With the right social sales training, salespeople are able to reach out to existing and prospective clients on a more human level, forging relationships based on trust, sharing and usefulness. When this is combined with effective collaboration with marketing, social selling can also establish entire businesses as being more personable.
In an interview with CSO Insights, sales leader Lee Bartlett said that with social selling, "sales and marketing are more closely aligned to deliver a consistent sales-based message… They can no longer effectively operate independently."
It is, therefore, essential that marketing teams provide salespeople with appropriate educational content and messages. For this to take place, it is necessary (and certainly recommended) that social selling actually begins with marketing, to give individual salespeople a foundation to build upon.
Social Selling in Marketing Training
Unfortunately, despite Bartlett's words, many companies still view social selling purely as a sales function. Successful organizations align their social selling efforts to the customer journey, facilitate collaboration between sales and marketing, and recognize that social selling is a topic that’s relevant for both teams.
The marketing department is more adept at creating promotional content than the sales team, and tends to have a better understanding of how to position and include brand messages, SEO metadata, and calls-to-action. For this reason, it makes sense that marketing should produce a steady supply of content for social sellers to use and share.
The CSO Insights 2016 Sales Enablement Optimization Study found that among companies with no alignment between the social strategies of their marketing and sales departments, 37.2 percent of salespeople were unsure of the primary benefits of social selling, suggesting a lack of effectiveness.
Yet, where alignment does exist, this number drops to just 16.9 percent, and salespeople are more likely to see benefits in terms of sales prospecting, relationship building, and improved win rates.
"Aligning the social strategies between marketing and sales simply means to apply, as we always recommend in sales force enablement, a 'customer core' strategy," says Tamara Schenk, Research Director at CSO Insights, the research division of Miller Heiman Group. "Then marketing and sales can align their social strategies along [the] customer's journey to create a comprehensive, focused foundation for successful social selling."
Balancing Sales vs. Marketing
This clear need for alignment between sales and marketing means that in order to implement a successful social selling policy, the ratio between sales and marketing involvement matters. Indeed, organizations need something akin to parity when it comes to the number of staff from each department and the time they put in.
Without the right ratio, salespeople are left with a lack of useful content to share, which severely restricts their social selling abilities. One possible consequence is that salespeople end up spending time on content creation, rather than sales activities.
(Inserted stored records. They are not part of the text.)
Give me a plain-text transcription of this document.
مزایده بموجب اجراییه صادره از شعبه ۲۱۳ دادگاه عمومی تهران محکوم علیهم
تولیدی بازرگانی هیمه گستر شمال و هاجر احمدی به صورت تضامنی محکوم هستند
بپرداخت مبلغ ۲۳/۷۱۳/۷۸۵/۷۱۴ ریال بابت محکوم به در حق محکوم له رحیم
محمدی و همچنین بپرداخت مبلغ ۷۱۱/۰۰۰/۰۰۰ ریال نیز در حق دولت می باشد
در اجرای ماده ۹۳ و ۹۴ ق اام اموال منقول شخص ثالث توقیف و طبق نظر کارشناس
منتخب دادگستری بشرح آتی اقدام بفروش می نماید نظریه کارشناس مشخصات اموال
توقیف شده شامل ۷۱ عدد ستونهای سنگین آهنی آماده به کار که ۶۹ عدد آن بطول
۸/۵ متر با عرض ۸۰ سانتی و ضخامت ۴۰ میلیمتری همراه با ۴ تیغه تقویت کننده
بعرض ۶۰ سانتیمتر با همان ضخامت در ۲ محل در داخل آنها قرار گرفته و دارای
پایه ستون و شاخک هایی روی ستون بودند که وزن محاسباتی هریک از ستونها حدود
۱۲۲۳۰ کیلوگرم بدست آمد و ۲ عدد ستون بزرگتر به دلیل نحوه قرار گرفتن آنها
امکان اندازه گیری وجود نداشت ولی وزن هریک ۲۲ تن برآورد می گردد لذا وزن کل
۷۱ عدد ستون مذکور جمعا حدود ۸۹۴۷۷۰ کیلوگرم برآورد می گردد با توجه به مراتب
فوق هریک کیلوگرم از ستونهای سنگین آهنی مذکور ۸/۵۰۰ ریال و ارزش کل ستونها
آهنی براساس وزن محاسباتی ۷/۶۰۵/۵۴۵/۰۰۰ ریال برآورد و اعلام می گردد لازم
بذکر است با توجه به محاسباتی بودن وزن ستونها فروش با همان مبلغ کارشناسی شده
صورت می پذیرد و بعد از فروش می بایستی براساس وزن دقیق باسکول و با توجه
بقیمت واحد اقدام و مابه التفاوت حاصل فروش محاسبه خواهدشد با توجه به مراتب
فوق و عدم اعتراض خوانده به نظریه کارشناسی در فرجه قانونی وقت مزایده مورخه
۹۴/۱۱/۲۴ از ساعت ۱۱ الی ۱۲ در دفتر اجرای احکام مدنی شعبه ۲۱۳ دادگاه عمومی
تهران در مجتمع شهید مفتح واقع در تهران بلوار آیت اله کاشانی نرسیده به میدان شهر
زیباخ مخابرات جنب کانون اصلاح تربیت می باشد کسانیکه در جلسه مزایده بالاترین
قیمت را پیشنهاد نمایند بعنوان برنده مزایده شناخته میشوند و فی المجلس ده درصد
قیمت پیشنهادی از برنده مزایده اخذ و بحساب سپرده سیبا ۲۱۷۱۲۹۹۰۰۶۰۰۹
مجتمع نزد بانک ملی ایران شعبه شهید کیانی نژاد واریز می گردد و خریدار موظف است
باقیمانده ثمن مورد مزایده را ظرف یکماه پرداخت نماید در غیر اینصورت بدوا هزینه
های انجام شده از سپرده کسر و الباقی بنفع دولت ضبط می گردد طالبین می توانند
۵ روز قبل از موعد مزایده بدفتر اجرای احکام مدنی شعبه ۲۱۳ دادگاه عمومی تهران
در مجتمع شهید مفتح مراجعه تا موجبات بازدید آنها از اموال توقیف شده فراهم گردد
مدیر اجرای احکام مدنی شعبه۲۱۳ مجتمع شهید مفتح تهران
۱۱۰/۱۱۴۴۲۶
This also runs the risk of salespeople focusing too much on developing their own personal brand instead of building brand awareness for the organization itself.
"A lopsided organization with, say, 10 salespeople and one marketing representative is not a winning formula," said Barbara Schwenk, in an article on LinkedIn Pulse. "Those salespeople have no air cover, no quality content, and nothing to bolster their efforts with legitimacy."
It is, therefore, sensible to invest in marketing first, so that social selling can be aligned to an established strategy and so that salespeople have no shortage of content and sales-based messages to deliver.